This has been my experience as well.

What I use LLMs for

I don't use Claude Code, Codex or any other hyped-up, VC-approved, buzzword-compliant, productivity-theater SF tool for actual day-to-day coding. I just use ChatGPT outside of my editor in browser.

The only tasks that I feel LLMs right now can do somewhat-reliably without human supervision include:

1. Search: To search and compare different things; that is boring to do manually. As an example, I checked how M1 Pro compares to M4. ChatGPT crawls the web to compare both the processors on similar specs and provides a conclusion but I need to check and verify the claims it reached by briefly reading the sources.
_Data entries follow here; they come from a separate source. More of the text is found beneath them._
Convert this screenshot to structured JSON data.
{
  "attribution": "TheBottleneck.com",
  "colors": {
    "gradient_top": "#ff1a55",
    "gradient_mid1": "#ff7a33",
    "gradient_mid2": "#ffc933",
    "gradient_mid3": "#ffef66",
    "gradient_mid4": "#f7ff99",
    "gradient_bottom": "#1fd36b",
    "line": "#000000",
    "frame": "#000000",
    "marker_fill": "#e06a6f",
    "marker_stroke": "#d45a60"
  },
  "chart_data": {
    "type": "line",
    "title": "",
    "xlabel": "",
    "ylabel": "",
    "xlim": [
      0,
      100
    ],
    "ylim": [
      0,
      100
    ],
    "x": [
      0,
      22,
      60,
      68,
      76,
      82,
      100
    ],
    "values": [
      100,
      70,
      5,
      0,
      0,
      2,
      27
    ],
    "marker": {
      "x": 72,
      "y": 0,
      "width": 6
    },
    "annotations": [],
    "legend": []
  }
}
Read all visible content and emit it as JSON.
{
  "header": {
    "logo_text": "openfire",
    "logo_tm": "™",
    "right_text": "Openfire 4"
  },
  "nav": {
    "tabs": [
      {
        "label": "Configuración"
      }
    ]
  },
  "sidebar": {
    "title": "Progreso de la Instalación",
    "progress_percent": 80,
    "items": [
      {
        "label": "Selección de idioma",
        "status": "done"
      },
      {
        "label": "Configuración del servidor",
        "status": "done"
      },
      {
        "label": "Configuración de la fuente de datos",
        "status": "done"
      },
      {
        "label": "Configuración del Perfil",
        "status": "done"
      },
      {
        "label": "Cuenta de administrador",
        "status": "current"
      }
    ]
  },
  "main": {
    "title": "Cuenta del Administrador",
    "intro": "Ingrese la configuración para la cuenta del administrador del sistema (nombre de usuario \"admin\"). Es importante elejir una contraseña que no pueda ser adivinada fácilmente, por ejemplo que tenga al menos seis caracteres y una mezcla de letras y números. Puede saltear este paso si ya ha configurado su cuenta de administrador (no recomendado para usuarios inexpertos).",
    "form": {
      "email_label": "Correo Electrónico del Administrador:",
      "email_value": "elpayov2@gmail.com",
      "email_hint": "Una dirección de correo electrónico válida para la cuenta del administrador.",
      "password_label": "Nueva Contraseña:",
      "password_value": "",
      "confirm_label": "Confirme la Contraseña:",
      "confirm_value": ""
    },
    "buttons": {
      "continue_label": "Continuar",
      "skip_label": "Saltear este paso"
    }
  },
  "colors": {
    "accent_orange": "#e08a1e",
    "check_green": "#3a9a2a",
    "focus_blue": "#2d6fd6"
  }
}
2. Documentation: I have to do things on time so I offload reading documentations for syntax or how-to-do-it-with-this-library to ChatGPT.

3. Single task scripts: I let ChatGPT create me boring and one-time-use python scripts for trivial tasks.

I don't spend ChatGPT's limited but free GPT-5-(latest-model) tokens for such trivial tasks - I have a special keybinding on my mac that fires up ChatGPT in incognito for me.

But don't get me wrong, I find LLMs pretty useful for PoC-level stuff and I do like instructing my agents to make me a half-baked PoC that makes me feel like a revolutionary SF-founder for an afternoon before I delete the repo and go back to writing real code like a responsible adult. Because nothing says ‘disruptive genius’ like ctrl+z and moving on.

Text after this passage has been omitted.